What I want to accomplish is to match any word even if they are followed or preceded by non-alphanumeric characters.
So for example for the following string This string contains word1 and word2* and anotherword1, I would like to get two matches for word1 and word2 but not anotherword1 nor word1 in the anotherword1.
What I have right now is
\b(word1|word2)\b
but this will not match for word2 (ignoring the *).
From what I read \b only matches between an alphanumeric character and a non-alphanumeric character but I have no idea how to handle this special chars trailing my targeted words.
LE: I think (?i)(?<=^|[^a-zA-Z0-9])(word1|word2)(?=$|[^a-zA-Z0-9]) does the trick ... but does it look ok? Is it a simpler way of doing this?

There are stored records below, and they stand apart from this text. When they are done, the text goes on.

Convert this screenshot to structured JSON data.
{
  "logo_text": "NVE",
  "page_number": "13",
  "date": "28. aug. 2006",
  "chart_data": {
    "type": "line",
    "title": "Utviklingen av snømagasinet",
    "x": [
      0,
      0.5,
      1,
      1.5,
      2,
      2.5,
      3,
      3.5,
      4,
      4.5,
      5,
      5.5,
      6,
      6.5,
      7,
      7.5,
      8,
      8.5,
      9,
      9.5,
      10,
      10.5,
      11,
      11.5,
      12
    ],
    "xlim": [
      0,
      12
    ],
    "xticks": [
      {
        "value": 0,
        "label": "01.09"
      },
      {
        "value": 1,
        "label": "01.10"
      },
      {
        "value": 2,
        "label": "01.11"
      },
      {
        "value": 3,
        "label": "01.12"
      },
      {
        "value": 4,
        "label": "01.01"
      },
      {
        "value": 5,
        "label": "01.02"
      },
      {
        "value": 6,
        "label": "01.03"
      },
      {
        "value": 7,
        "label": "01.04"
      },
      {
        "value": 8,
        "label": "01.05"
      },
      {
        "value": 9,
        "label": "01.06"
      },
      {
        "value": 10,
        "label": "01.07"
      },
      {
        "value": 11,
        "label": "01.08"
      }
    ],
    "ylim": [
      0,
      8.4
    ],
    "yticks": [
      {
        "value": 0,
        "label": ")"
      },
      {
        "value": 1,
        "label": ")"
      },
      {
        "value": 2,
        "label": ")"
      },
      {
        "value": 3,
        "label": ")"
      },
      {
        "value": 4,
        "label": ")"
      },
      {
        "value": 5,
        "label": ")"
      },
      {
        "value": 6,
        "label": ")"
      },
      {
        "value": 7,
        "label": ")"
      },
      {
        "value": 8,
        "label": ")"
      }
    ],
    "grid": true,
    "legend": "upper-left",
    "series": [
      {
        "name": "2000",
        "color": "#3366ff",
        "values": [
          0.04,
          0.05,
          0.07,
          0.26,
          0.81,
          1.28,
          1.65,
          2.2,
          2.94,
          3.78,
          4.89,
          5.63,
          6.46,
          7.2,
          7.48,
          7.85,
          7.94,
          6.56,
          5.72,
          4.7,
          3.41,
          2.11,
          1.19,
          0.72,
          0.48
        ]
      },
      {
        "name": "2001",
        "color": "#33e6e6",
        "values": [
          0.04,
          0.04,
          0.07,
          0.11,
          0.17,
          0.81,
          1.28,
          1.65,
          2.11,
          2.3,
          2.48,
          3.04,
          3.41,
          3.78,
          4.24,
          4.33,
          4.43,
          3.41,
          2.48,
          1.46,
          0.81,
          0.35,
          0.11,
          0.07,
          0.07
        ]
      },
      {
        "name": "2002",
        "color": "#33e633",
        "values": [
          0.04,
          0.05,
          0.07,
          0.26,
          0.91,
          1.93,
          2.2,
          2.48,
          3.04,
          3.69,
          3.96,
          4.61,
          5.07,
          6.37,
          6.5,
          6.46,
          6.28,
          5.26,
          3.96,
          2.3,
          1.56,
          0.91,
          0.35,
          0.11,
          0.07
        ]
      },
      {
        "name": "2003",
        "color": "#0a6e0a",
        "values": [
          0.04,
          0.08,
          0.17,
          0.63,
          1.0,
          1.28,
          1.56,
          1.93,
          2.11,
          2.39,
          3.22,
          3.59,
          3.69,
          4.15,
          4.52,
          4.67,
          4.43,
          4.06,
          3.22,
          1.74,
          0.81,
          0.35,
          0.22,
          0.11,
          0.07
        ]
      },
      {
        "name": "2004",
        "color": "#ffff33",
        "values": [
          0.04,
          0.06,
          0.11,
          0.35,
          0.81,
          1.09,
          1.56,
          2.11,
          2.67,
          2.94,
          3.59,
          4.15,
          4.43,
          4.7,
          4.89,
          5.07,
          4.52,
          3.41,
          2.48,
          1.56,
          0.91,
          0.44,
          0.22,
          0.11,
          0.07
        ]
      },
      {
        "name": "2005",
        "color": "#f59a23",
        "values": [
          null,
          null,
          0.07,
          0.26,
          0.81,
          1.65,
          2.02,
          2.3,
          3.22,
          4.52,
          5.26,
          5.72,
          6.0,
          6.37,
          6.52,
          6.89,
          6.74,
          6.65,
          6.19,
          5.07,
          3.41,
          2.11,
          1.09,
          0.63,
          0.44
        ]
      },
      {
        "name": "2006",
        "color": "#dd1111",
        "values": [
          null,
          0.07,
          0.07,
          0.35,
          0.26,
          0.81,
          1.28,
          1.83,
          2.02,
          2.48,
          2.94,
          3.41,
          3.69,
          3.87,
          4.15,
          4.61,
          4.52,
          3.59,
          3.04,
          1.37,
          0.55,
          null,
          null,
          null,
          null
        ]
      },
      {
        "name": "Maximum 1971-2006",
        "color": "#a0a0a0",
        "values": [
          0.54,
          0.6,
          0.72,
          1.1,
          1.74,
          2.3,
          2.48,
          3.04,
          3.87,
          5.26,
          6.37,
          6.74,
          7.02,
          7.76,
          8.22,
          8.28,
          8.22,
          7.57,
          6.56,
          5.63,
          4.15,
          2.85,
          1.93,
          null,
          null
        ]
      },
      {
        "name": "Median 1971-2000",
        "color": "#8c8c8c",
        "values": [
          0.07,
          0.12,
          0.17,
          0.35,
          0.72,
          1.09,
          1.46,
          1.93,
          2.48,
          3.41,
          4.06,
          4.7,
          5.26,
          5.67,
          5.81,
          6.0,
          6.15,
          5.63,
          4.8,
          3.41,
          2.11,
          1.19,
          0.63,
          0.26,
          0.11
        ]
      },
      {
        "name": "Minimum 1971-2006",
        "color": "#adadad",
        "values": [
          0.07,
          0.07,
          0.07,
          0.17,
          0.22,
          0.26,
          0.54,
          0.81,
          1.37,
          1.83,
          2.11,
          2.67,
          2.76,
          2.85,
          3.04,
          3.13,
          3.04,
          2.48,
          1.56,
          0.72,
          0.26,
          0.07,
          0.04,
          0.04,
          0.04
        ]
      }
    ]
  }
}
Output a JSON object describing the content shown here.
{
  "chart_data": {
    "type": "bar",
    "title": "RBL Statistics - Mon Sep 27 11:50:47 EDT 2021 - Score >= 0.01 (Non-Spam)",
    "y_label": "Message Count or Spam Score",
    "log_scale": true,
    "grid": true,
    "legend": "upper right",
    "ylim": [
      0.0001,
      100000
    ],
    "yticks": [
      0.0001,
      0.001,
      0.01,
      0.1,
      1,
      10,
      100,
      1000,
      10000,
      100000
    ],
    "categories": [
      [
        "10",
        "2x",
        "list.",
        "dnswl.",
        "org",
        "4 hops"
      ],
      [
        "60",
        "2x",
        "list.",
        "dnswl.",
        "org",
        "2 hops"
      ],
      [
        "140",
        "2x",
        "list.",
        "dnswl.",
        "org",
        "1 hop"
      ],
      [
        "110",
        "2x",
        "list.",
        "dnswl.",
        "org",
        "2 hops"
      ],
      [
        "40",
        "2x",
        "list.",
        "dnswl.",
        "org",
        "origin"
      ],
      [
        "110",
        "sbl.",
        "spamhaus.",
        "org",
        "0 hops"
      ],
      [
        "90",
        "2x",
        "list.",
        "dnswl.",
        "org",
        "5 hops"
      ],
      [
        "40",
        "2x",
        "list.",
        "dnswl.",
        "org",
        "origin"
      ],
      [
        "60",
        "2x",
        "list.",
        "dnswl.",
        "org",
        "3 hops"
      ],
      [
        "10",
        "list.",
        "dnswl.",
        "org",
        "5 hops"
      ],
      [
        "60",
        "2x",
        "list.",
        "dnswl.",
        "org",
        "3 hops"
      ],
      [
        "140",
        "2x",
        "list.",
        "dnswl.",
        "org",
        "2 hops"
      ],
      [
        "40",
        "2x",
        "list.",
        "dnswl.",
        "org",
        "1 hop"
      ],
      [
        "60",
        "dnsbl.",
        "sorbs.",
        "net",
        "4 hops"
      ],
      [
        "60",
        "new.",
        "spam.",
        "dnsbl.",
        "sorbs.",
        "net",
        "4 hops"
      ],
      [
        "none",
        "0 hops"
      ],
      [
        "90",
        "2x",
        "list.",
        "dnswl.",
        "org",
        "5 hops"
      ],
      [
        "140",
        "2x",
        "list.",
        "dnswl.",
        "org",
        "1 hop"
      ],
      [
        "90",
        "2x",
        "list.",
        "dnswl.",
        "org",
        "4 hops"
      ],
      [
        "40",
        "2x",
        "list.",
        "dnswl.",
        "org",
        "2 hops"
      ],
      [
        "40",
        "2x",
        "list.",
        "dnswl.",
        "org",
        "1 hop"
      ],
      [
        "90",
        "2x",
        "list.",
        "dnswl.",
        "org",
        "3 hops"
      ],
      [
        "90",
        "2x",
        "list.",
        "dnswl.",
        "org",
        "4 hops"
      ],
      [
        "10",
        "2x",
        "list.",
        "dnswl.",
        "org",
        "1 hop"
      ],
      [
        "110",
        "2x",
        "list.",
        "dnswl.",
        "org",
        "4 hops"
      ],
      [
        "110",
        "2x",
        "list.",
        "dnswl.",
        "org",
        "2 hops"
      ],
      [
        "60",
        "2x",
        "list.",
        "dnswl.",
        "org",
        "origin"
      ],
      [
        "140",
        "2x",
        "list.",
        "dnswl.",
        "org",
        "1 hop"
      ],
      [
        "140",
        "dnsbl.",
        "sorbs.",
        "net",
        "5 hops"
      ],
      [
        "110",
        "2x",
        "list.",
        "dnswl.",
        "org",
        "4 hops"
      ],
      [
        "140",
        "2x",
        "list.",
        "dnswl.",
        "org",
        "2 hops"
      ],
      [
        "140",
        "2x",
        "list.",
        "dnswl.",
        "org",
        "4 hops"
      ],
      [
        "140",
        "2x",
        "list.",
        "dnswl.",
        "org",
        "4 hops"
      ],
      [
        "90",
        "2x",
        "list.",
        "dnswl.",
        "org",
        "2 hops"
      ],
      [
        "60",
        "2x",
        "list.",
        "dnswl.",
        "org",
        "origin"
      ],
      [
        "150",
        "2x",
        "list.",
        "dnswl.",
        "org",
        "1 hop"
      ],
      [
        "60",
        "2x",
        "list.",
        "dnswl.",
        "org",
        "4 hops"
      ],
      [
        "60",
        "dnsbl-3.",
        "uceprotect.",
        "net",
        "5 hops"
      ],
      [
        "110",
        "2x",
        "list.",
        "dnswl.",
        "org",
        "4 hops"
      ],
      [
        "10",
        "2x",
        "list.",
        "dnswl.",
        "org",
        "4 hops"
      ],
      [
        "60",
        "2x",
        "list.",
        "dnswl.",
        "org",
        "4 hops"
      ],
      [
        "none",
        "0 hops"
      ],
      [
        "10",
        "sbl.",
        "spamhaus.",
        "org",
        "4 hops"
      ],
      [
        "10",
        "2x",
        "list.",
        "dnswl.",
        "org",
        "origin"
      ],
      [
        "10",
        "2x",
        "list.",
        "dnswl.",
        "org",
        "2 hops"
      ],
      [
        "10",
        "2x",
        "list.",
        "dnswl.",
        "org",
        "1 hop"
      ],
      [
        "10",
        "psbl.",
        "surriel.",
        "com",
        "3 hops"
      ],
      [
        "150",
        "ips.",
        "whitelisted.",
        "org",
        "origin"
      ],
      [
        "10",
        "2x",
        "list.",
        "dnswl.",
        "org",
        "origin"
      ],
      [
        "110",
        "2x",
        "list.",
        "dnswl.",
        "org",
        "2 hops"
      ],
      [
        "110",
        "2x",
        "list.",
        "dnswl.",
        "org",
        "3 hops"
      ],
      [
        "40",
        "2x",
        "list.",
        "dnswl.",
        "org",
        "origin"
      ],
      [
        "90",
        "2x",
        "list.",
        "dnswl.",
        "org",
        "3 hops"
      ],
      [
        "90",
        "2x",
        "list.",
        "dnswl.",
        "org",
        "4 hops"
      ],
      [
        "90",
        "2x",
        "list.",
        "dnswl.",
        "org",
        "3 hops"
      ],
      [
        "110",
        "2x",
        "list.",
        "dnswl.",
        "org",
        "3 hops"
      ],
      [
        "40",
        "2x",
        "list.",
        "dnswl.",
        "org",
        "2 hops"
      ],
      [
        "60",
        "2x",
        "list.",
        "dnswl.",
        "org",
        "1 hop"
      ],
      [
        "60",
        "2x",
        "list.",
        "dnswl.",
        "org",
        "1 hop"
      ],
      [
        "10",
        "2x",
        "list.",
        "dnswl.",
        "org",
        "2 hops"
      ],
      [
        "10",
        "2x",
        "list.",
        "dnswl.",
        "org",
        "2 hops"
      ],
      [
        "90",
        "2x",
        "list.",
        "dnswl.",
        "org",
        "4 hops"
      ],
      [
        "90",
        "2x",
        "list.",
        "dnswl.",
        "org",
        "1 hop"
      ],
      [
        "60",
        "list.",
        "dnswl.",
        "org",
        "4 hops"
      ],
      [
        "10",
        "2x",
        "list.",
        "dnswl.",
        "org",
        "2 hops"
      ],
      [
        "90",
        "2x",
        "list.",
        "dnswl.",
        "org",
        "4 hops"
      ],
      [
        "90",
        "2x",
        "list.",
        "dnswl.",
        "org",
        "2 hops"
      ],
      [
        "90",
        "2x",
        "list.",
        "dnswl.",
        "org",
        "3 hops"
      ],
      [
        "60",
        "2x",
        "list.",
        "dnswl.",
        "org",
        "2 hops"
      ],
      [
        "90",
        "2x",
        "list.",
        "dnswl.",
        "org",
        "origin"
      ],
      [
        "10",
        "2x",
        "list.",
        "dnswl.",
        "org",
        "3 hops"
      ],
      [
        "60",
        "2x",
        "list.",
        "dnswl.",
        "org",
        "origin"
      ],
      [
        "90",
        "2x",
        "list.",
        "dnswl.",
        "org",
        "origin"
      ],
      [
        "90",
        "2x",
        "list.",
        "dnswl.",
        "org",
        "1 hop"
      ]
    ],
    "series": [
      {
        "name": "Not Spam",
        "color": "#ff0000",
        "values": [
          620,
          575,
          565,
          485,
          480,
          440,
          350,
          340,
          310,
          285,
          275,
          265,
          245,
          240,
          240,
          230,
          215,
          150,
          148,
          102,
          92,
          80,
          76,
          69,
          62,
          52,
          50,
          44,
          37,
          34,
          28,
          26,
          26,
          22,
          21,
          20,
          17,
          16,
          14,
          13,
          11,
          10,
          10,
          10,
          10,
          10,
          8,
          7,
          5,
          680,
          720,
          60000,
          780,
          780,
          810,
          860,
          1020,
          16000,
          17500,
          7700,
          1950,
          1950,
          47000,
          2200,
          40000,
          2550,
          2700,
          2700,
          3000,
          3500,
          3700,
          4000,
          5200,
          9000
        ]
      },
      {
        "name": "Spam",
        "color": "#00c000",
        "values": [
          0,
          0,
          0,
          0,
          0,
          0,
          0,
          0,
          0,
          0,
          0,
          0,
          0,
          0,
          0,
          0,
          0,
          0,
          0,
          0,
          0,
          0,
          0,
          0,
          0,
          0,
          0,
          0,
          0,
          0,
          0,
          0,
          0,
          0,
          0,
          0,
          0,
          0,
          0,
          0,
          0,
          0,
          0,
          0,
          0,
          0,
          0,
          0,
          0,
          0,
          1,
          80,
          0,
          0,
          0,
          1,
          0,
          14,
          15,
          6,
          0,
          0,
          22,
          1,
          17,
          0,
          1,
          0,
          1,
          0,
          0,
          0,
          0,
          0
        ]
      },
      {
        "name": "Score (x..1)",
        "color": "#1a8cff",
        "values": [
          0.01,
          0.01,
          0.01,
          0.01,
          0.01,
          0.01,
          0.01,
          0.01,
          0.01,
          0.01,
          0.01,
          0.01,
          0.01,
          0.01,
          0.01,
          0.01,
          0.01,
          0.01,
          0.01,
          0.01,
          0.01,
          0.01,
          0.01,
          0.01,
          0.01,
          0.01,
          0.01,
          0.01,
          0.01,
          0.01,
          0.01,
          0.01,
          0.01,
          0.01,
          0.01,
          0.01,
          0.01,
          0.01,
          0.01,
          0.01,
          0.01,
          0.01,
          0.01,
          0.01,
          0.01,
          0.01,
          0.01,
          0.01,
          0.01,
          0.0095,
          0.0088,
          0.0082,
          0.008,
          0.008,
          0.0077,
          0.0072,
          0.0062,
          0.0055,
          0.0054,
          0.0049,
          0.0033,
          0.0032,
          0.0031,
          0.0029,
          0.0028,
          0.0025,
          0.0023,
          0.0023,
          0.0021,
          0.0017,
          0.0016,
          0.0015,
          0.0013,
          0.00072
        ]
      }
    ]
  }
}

You are looking for an adaptive word boundary (yes, it is my concept that I described here):
(?!\B\w)(word1|word2)(?!\B\w)
Or, if you just want to make sure there is no word char on both ends:
(?<!\w)(word1|word2)(?!\w)
The (?<!\w) and (?!\w) lookarounds are unambiguous leading ((?<!\w)) and trailing ((?!\w)) word boundaries.
The \b construct meaning depends on the context: \bw will match a w in *w as it will require a non-word character before \b, but \b\* will require a word character before * as * is a non-word character.
In languages that do not support lookbehinds, the (?<!\w) should be replaced with (^|\W) and further manipulations should be done in the code.